Grieser, der es mit seinem literarischen Schaffen zu einer Gotha hochnobler Auszeichnungen schaffte – er ist unter anderem Träger des Eichendorff-Literaturpreises, des Donauland-Sachbuchpreises, des Buchpreises der Wiener Wirtschaft, des tschechischen Kulturpreises und vieler anderer, die die Aufzählung an dieser Stelle sprengen würden – hat seine Spuren in Zweibrücken (hinterlassen). Kein Wunder: er hat einen Teil seines Lebens hier verbracht. Jahre der Jugend und des beruflichen Orientierens, später dann als Stadtschreiber in unserer Stadt.

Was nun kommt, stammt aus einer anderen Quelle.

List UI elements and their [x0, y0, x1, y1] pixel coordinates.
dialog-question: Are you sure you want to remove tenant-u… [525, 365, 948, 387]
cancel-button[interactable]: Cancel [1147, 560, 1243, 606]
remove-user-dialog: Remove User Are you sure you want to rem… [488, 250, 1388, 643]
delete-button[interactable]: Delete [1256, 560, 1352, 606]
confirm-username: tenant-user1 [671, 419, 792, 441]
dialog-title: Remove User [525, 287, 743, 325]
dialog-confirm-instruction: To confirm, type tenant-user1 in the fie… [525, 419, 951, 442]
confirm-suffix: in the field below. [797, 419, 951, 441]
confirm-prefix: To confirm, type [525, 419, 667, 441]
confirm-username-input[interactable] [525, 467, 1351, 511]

Wer mit dem „privatissime“ überschriebenen ersten Kapitel ins Buch einsteigt, so wie wahrscheinlich viele ehemalige Freundinnen und Freunde, die Grieser noch immer in Zweibrücken hat, der ist mittendrin in den Erinnerungen Griesers an die Rosenstadt – vor allem auf den Seiten 16 bis 19, die Grieser mir so sehr ans Herz gelegt hat. Vom fernen Wien aus, wo er seit 1957 lebt. Wessen Auge im Buch auf den ersten Seiten spaziert, der hat im Ohr unwillkürlich das „Meerstern, ich Dich grüße“ in der nach den Wirren des Krieges neu erstandenen Pfarrkirche Zum heiligen Kreuz. Für Grieser selbst klang dies damals – so schreibt er in seinem Buch – nicht viel anders als der Kirchengesang in der Leobschützer Pfarrkirche Maria Geburt, wo er im Jahre 1934 weit im Osten des damaligen deutschen Reiches zur Welt kam.
Aus dem kleinen Dietmar der damaligen Zeit wurde der literarische Weltenbummler, der sich zur Freude derer, die ihn schätzen, mögen und verschlingen auf die spannende Spurensuche macht. Der wunderbare Geschichten entlang der Notenlinien erzählt, Lebensschicksale nachempfinden lässt und der musikalisch bedeutsame Orte bild- und wirkungsvoll erklingen und entstehen lässt. Auf dass Jeder sie nach seiner Melodie bereisen kann. Und der auch damit klarkommt, dass – auch um die Spannung und die Chance aufs persönliche Entdecken zu bewahren – sein neues Werk an dieser Stelle weniger rezensiert als vielmehr individuell nachempfunden wird.
Umso mehr mit Blick auf das Verbindende zwischen dem Schreiber und dem Be-Schreiber. Ja, ich wollte – typisch Oldie-Fan – Grieser mit Elvis beginnen, mit der Erzählung und mit Hintergründigem zum „Muss i denn“, das der King of Rock’n’roll im schmachtend tränendrüsendrückenden amerikanischen Deutsch für alle Zeiten einschnulzte. „Das taugt als Beginn ganz gut“, hatte mir Grieser geschrieben. Doch ich hab Lili Marleen genommen.
Ob es Intuition war? Was denn sonst! Gleich im ersten Satz der Geschichte von Lili und Marleen, die Grieser unter der Schlagzeile „Radio Belgrad, 21.57 Uhr“ erzählt, stolpere ich über den – Pfälzischen Merkur, über das erste Volontariatsjahr, das der Autor im Jahr 1952 bei unserer Zeitung erlebt. Ich schmunzele innerlich über Grieser, denn er schreibt: „Heimatpresse nannte man nach 1945 jenen Typ Regionalzeitung, für deren Abonnenten Berichte über Müllabfuhr, Kaninchenzucht oder den jüngsten Tanzkursabschlussball mehr Gewicht hatten als die großen Ereignisse aus Politik, Wirtschaft und Kunst.“
Ich kann mir ein Schmunzeln auch jetzt nicht verkneifen, da ich diese Zeilen aus dem Buch „Schön ist die Welt“ abschreibe. Inzwischen bin ich weiter, denn nach Lili Marleen und Elvis sind andere Kapitel gekommen. Ich habe sie gelesen und genossen, so viel Neues erfahren, selbst im eigentlich Altbekannten.
Und mit Grieser hab ich per Mail längst darüber geplaudert. Elektronisch kriegt er am heutigen Montag übrigens auch die heutige lokale Seite eins – als ehemaliger Merkur-Kollege freut sich der Ex-Volo schon drauf. Der CR von heute nicht minder!